Question

If f and g are functions of time, and at time t = 2, f equals 5 and is rising at a rate of 6 units per second, and g equals 7 and is rising at a rate of 9 units per second, then f/g equals and is changing at a rate of units per second. If f and g are functions of time, and at time t = 3, f equals 9 and is rising at a rate of 6 units per second, and g equals 8 and is rising at a rate of 9 units per second, then f/g equals and is changing at a rate of units per second.

Answer 1

Answer:

f/g at t =3 will be 9/8

d/ddx(f(x)/g(x))=f'(x)d(x)-f(x)g'(x)/(g'(x))^2

rate of change=(6*8)+(9*9)/9^2

rate of change =43/27=1.5925

Answer 2

Answer:

a) $\frac{f}{g}= \frac{5}{7}$

It is changing at a rate of $\ \frac{-3}{49}$  units per seconds

b) $\frac{f}{g}= \frac{9}{8}$

It is changing at a rate of $\frac{- \ 33}{64}$ units per seconds

Step-by-step explanation:

A

Given that:

f and g are functions of time (t):

i.e  

f(t) =0

g(t) = 0

Now; at time (t) = 2 ; f equals 5 and is rising at a rate of 6 units per second.

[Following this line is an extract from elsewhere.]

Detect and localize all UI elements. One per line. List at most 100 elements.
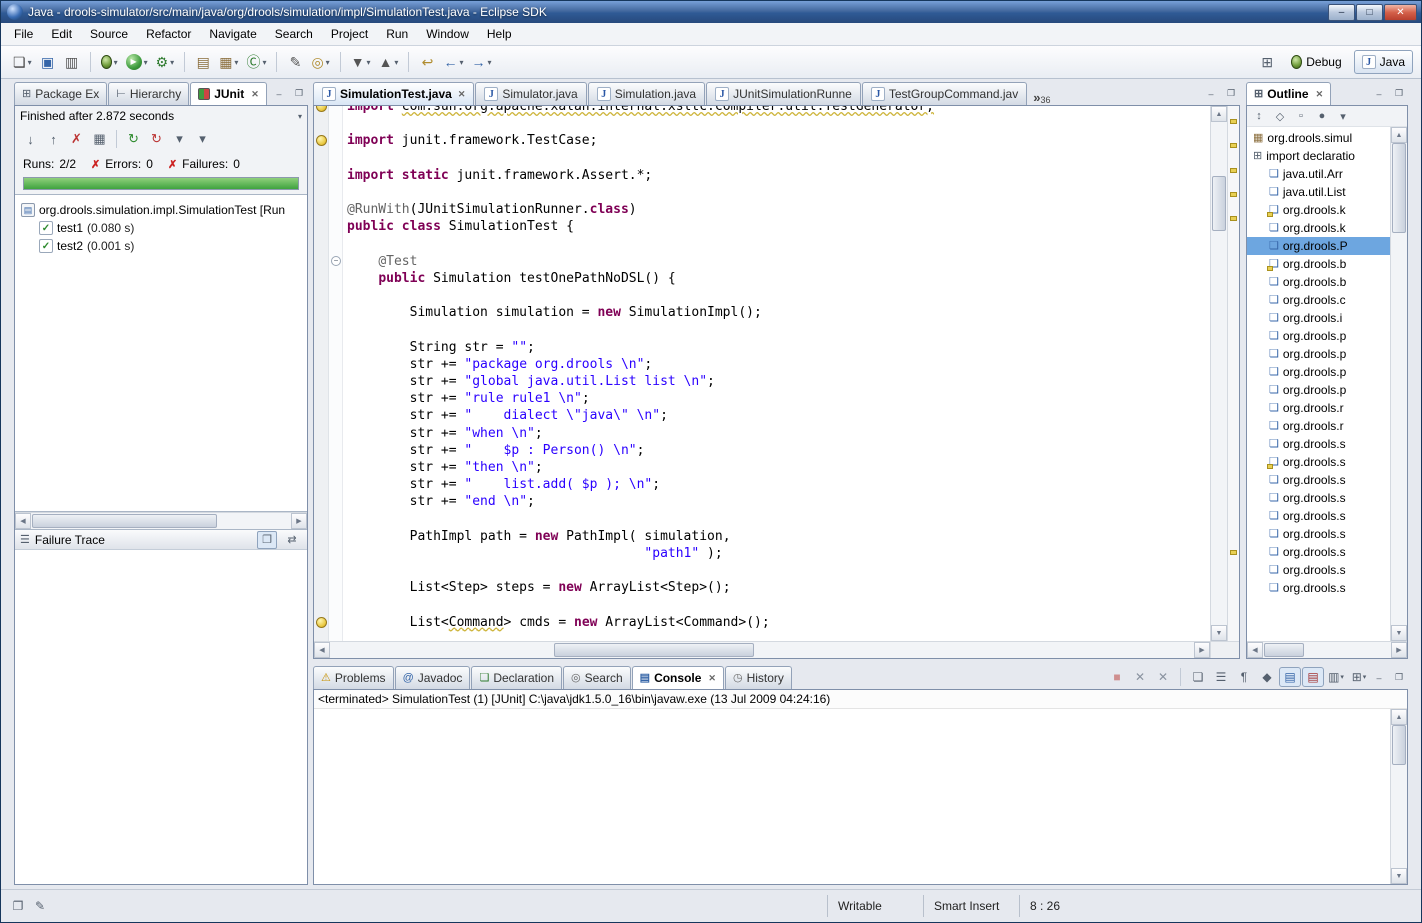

Also; at time 2; g equals 7 and is rising at a rate of 9 units per second

This implies that:

f(2) = 5                   f' (2) = 6

g(2) = 7                  g' (2) = 9

Then $\frac{f}{g}$ can be directly  calculated from the  given values which is:

$\frac{f}{g}= \frac{5}{7}$

Using differentiation to determine the rate of changing ; we have

$\frac{d}{dt} [\frac{f(t)}{g(t)} ]_{t=2}$ $= \frac{g(t).f'(t)-f(t).g'(t)}{(g(t))^2}$

$\frac{d}{dt} [\frac{f(t)}{g(t)} ]_{t=2}$ $= \frac{7.(6)-5.(9)}{(7)^2}$

$\frac{d}{dt} [\frac{f(t)}{g(t)} ]_{t=2}$ = $\frac{42-45}{49}$

$\frac{d}{dt} [\frac{f(t)}{g(t)} ]_{t=2}$ $= \ \ \ \frac{-3}{49}$

∴ It is changing at a rate of $\ \frac{-3}{49}$  units per seconds

B

Given that:

f and g are functions of time (t):

i.e  

f(t) =0

g(t) = 0

NOW; at time (t) = 3

f (3) = 9                                      f' (3) = 6

g (3) = 8                                     g' (3) = 9

Then $\frac{f}{g}$ can be directly  calculated from the  given values which is:

$\frac{f}{g}= \frac{9}{8}$

Using differentiation to determine the rate of changing ; we have

$\frac{d}{dt} [\frac{f(t)}{g(t)} ]_{t=3}$ $= \frac{g(t).f'(t)-f(t).g'(t)}{(g(t))^2}$

$\frac{d}{dt} [\frac{f(t)}{g(t)} ]_{t=3}$ $= \frac{8.(6)-9.(9)}{(8)^2}$

$\frac{d}{dt} [\frac{f(t)}{g(t)} ]_{t=3}$ $= \frac{48-81}{64}$

$\frac{d}{dt} [\frac{f(t)}{g(t)} ]_{t=3}$ $= \ \frac{- \ 33}{64}$

∴ It is changing at a rate of $\frac{- \ 33}{64}$ units per seconds

The negative signs means they are decreasing.